Saí pouco depois directo a Quimbele, apesar dos protestos da mulher, que não queria deixar ir a filha para o hospital.

— Estou a ver que encontrei um rival competente. — disse na brincadeira o médico. Fizeste um bom trabalho.

— Não o fiz sozinho. Foi com a ajuda do enfermeiro do destacamento.

— Fizeram um bom trabalho. E melhor ainda em teres trazido a miúda. Vai ter de ficar aqui internada.

— É assim tão grave como imaginei?

— Não é grave, é gravíssimo. Muito mais grave do que possas ter imaginado, Ulisses. Se não a tivesses trazido, não deveria ter muitas hipóteses de sobrevivência. Ainda é muito pequenina. E com uma queimadura desta extensão e mal alimentada, não devia ter muito tempo de vida.

— Para ela estar aqui, tive que me aborrecer com a mãe. Não me queria deixar trazê-la. Às tantas, ainda levava a criança a algum feiticeiro e matavam-na com alguma infecção.

— Fizeste muito bem em trazê-la. Onde está a mãe?

— Está lá fora. Veio comigo.

— Vai buscá-la.

— Vai ser difícil comunicares com ela. Não fala Português. Só fala Quicongo. Quem me valeu foi o Joaquim, o moço que trabalha no destacamento, que me anda a ensinar o Quicongo e a quem dou explicações.

— Vai-a buscar.
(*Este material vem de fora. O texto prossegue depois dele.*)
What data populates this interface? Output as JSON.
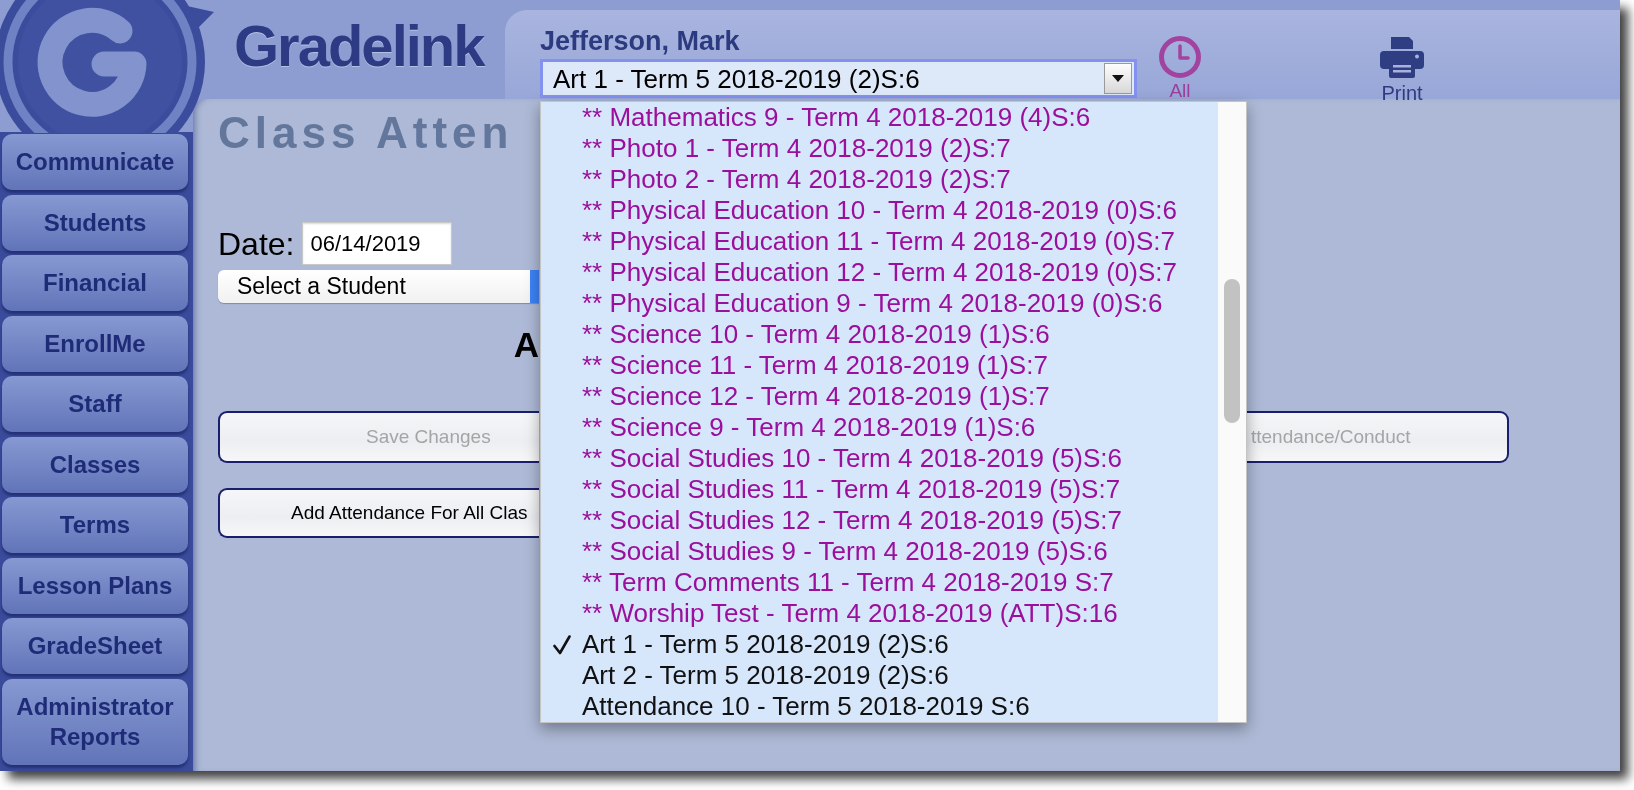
{
  "logo": {
    "name": "Gradelink"
  },
  "header": {
    "user_name": "Jefferson, Mark",
    "class_select": {
      "value": "Art 1 - Term 5 2018-2019 (2)S:6"
    },
    "tools": [
      {
        "kind": "clock",
        "label": "All"
      },
      {
        "kind": "printer",
        "label": "Print"
      }
    ]
  },
  "sidebar": {
    "items": [
      {
        "label": "Communicate"
      },
      {
        "label": "Students"
      },
      {
        "label": "Financial"
      },
      {
        "label": "EnrollMe"
      },
      {
        "label": "Staff"
      },
      {
        "label": "Classes"
      },
      {
        "label": "Terms"
      },
      {
        "label": "Lesson Plans"
      },
      {
        "label": "GradeSheet"
      },
      {
        "label": "Administrator Reports"
      }
    ]
  },
  "page": {
    "title": "Class Atten",
    "date_label": "Date:",
    "date_field": {
      "value": "06/14/2019"
    },
    "student_select": {
      "value": "Select a Student"
    },
    "section_heading": "A",
    "button_rows": [
      [
        {
          "label": "Save Changes",
          "disabled": true
        },
        {
          "label": "ttendance/Conduct",
          "disabled": true
        }
      ],
      [
        {
          "label": "Add Attendance For All Clas",
          "disabled": false
        }
      ]
    ]
  },
  "class_dropdown": {
    "options": [
      {
        "label": "** Mathematics 9 - Term 4 2018-2019 (4)S:6",
        "color": "#9a0f9c",
        "selected": false
      },
      {
        "label": "** Photo 1 - Term 4 2018-2019 (2)S:7",
        "color": "#9a0f9c",
        "selected": false
      },
      {
        "label": "** Photo 2 - Term 4 2018-2019 (2)S:7",
        "color": "#9a0f9c",
        "selected": false
      },
      {
        "label": "** Physical Education 10 - Term 4 2018-2019 (0)S:6",
        "color": "#9a0f9c",
        "selected": false
      },
      {
        "label": "** Physical Education 11 - Term 4 2018-2019 (0)S:7",
        "color": "#9a0f9c",
        "selected": false
      },
      {
        "label": "** Physical Education 12 - Term 4 2018-2019 (0)S:7",
        "color": "#9a0f9c",
        "selected": false
      },
      {
        "label": "** Physical Education 9 - Term 4 2018-2019 (0)S:6",
        "color": "#9a0f9c",
        "selected": false
      },
      {
        "label": "** Science 10 - Term 4 2018-2019 (1)S:6",
        "color": "#9a0f9c",
        "selected": false
      },
      {
        "label": "** Science 11 - Term 4 2018-2019 (1)S:7",
        "color": "#9a0f9c",
        "selected": false
      },
      {
        "label": "** Science 12 - Term 4 2018-2019 (1)S:7",
        "color": "#9a0f9c",
        "selected": false
      },
      {
        "label": "** Science 9 - Term 4 2018-2019 (1)S:6",
        "color": "#9a0f9c",
        "selected": false
      },
      {
        "label": "** Social Studies 10 - Term 4 2018-2019 (5)S:6",
        "color": "#9a0f9c",
        "selected": false
      },
      {
        "label": "** Social Studies 11 - Term 4 2018-2019 (5)S:7",
        "color": "#9a0f9c",
        "selected": false
      },
      {
        "label": "** Social Studies 12 - Term 4 2018-2019 (5)S:7",
        "color": "#9a0f9c",
        "selected": false
      },
      {
        "label": "** Social Studies 9 - Term 4 2018-2019 (5)S:6",
        "color": "#9a0f9c",
        "selected": false
      },
      {
        "label": "** Term Comments 11 - Term 4 2018-2019 S:7",
        "color": "#9a0f9c",
        "selected": false
      },
      {
        "label": "** Worship Test - Term 4 2018-2019 (ATT)S:16",
        "color": "#9a0f9c",
        "selected": false
      },
      {
        "label": "Art 1 - Term 5 2018-2019 (2)S:6",
        "color": "#111111",
        "selected": true
      },
      {
        "label": "Art 2 - Term 5 2018-2019 (2)S:6",
        "color": "#111111",
        "selected": false
      },
      {
        "label": "Attendance 10 - Term 5 2018-2019 S:6",
        "color": "#111111",
        "selected": false
      }
    ]
  }
}
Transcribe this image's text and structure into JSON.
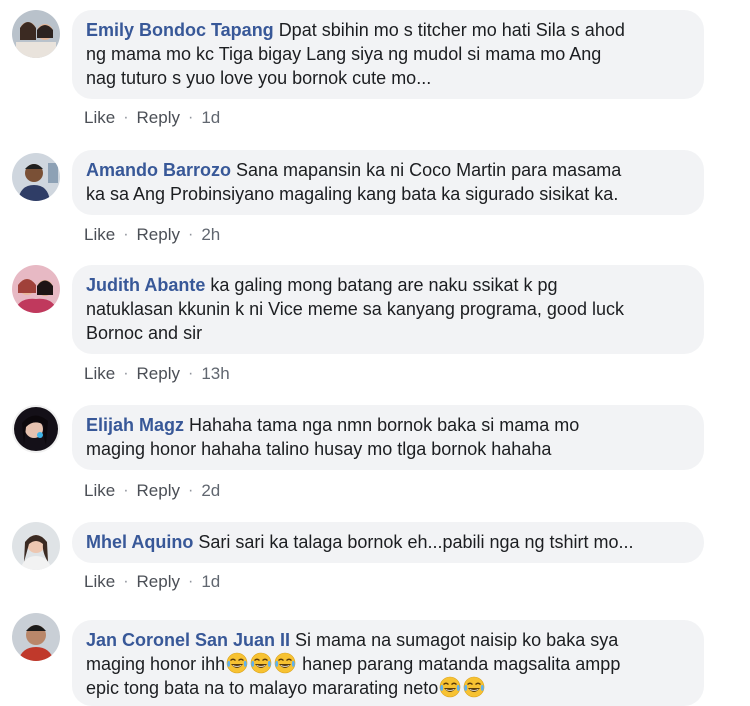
{
  "comments": [
    {
      "author": "Emily Bondoc Tapang",
      "lines": [
        "Dpat sbihin mo s titcher mo hati Sila s ahod",
        "ng mama mo kc Tiga bigay Lang siya ng mudol si mama mo Ang",
        "nag tuturo s yuo love you bornok cute mo..."
      ],
      "like": "Like",
      "reply": "Reply",
      "time": "1d"
    },
    {
      "author": "Amando Barrozo",
      "lines": [
        "Sana mapansin ka ni Coco Martin para masama",
        "ka sa Ang Probinsiyano magaling kang bata ka sigurado sisikat ka."
      ],
      "like": "Like",
      "reply": "Reply",
      "time": "2h"
    },
    {
      "author": "Judith Abante",
      "lines": [
        "ka galing mong batang are naku ssikat k pg",
        "natuklasan kkunin k ni Vice meme sa kanyang programa, good luck",
        "Bornoc and sir"
      ],
      "like": "Like",
      "reply": "Reply",
      "time": "13h"
    },
    {
      "author": "Elijah Magz",
      "lines": [
        "Hahaha tama nga nmn bornok baka si mama mo",
        "maging honor hahaha talino husay mo tlga bornok hahaha"
      ],
      "like": "Like",
      "reply": "Reply",
      "time": "2d"
    },
    {
      "author": "Mhel Aquino",
      "lines": [
        "Sari sari ka talaga bornok eh...pabili nga ng tshirt mo..."
      ],
      "like": "Like",
      "reply": "Reply",
      "time": "1d"
    },
    {
      "author": "Jan Coronel San Juan II",
      "line1": "Si mama na sumagot naisip ko baka sya",
      "line2_pre": "maging honor ihh",
      "line2_post": " hanep parang matanda magsalita ampp",
      "line3": "epic tong bata na to malayo mararating neto",
      "emoji": "face-with-tears-of-joy-icon"
    }
  ],
  "colors": {
    "author": "#385898",
    "bubble": "#f2f3f5",
    "action": "#4b4f56"
  }
}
Há aqui quem fale a língua dela. Tenho de lhe explicar que a miúda vai ter de ficar internada, para a podermos salvar.

— E ela? Onde a vamos instalar, durante o tempo em que a filha aqui estiver?

— Fica aqui. Fica aqui, junto da filha. Será bem tratada. Quando a pequerrucha estiver livre de perigo, vai contigo ou com outro grupo para a sanzala onde vive.

— Se já não sou preciso, vou pôr as minhas coisas na messe, tomar um chuveiro e descansar um pouco. Se puderes, aparece no Briosa Bar, para conversarmos um pouco.

— Não deve ser fácil encontrarmo-nos tão depressa. Há aqui muito que fazer. Tens o capelão à tua espera, para seguir contigo para o destacamento. Faz-te companhia.

— É verdade. Parece-me bom tipo. Já me valeu em Sanza Pombo. Revelou-se-me um bom amigo. Até logo. Vemo-nos ao almoço.

 

Depois de um rápido duche na messe de oficiais, passei pelo posto de comando, para falar com o capitão e os meus camaradas. Fui depois tomar um aperitivo com o capelão ao Briosa Bar, com o pretexto de irmos abrir o apetite para o almoço. Como se isso fosse necessário!...

Durante o almoço, quase não consegui comer devidamente. Quiseram ouvir os meus relatos. Em primeiro lugar, acerca da evacuação que acabara de fazer durante a manhã. Depois, retomaram o tema da minha ida em socorro à Camuanga e voltei a repetir-lhes o que já lhes tinha contado durante o fim de semana forçado em Quimbele, por avaria do unimogue. Mas havia um novo elemento, que estava interessado nas minhas peripécias: o capelão.

— A que horas estás a pensar regressar ao Alto Zaza? — perguntou-me o capitão. Tens de levar contigo o capelão e ele tem de saber quando partes.

— Mais logo. Pelas três e meia. Antes disso, temos de ir disputar as bicas ao Briosa Bar e fazer a digestão. Se entretanto não chover, a viagem faz-se num instante. Já conhecemos a picada de olhos fechados. Além do mais, já disse ao meu pessoal para estar pronto às três. Pegar a tralha, subir e não subir para a viatura, largar e não largar, lá para as três e meia devemos estar a caminho.